Gold put on a fine performance last year but it declined by over 6% during January and reached a low of $1 308,25 during the first week of February. The correction led to talk of a gold bubble but the yellow metal has changed course again.
“The question is, will the recent rise that was sparked by turmoil in North Africa and the Middle East continue, or is gold entering the final stages of a decade-long bull market?” asks Prieur du Plessis, chairperson of Plexus Asset Management.
Du Plessis says analysts expect that gold will correct down to 1 200 or even 1 000 but he believes the gold bull market has further to go. Quoting the McClellan Market Report, he says a cycle low for gold appears roughly every 12 and a half months.
Cycle lows have run true to form: January 6 2006, January 8 2007, January 7 2008, January 5 2009, January 4 2010 and February 8 2011. This indicates that the low may have arrived — but gold is still holding its level. This doesn’t mean it doesn’t have some further short-term downside potential, though.
What does this mean for the investor? If you’re heavily invested in gold, should you sell? Du Plessis says it’s not necessarily time to turn your back on your gold or gold items and he quotes Richard Russell, author of the Dow Theory Letters, as saying that the bull market in precious metals isn’t over.
“During the past two years the 150-day moving average (MA) of gold supported every decline, just as it has in this most recent correction. I look for changes in market action. The first real indication of change in gold would be the metal breaking below its 150-day MA,” Russell wrote last month.
‘An Asian put’
Although investors expected more from gold when the Egyptian political crisis took hold, as investors tend to move their money into “safer” assets, the gold price didn’t rocket. Does this suggest gold has lost some of its “oomph”? Not necessarily.
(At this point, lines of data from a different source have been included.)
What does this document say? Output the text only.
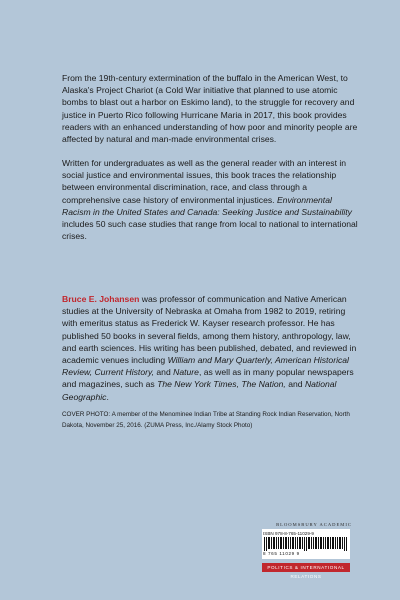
From the 19th-century extermination of the buffalo in the American West, to Alaska's Project Chariot (a Cold War initiative that planned to use atomic bombs to blast out a harbor on Eskimo land), to the struggle for recovery and justice in Puerto Rico following Hurricane Maria in 2017, this book provides readers with an enhanced understanding of how poor and minority people are affected by natural and man-made environmental crises.

Written for undergraduates as well as the general reader with an interest in social justice and environmental issues, this book traces the relationship between environmental discrimination, race, and class through a comprehensive case history of environmental injustices. Environmental Racism in the United States and Canada: Seeking Justice and Sustainability includes 50 such case studies that range from local to national to international crises.

Bruce E. Johansen was professor of communication and Native American studies at the University of Nebraska at Omaha from 1982 to 2019, retiring with emeritus status as Frederick W. Kayser research professor. He has published 50 books in several fields, among them history, anthropology, law, and earth sciences. His writing has been published, debated, and reviewed in academic venues including William and Mary Quarterly, American Historical Review, Current History, and Nature, as well as in many popular newspapers and magazines, such as The New York Times, The Nation, and National Geographic.

COVER PHOTO: A member of the Menominee Indian Tribe at Standing Rock Indian Reservation, North Dakota, November 25, 2016. (ZUMA Press, Inc./Alamy Stock Photo)

BLOOMSBURY ACADEMIC
ISBN 978-8-765-11029-9
8 765 11029 9
POLITICS & INTERNATIONAL RELATIONS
Du Plessis believes that the bull market is intact, for now, especially given the global inflation outlook. He refers to a recent King World News interview with James Turk of GoldMoney, a precious metals expert, who pointed out that the Commodities Research Bureau (CRB) Index is at record highs.
“There is simply too much money being printed around the world and this monetary debasement is behind the ongoing bull market in gold and silver,” Turk said.
“China and several other Asian countries keep adding gold to their reserves. These purchases should provide a floor to price declines — an ‘Asian put’ so to speak,” Du Plessis added.
J P Morgan Chase also did something interesting last month — it declared its intention to accept physical gold as collateral with its counterparties as more clients use bullion as a hedge against inflation. So if you’re considering gold as an inflation hedge in your portfolio, well, you may be on to something.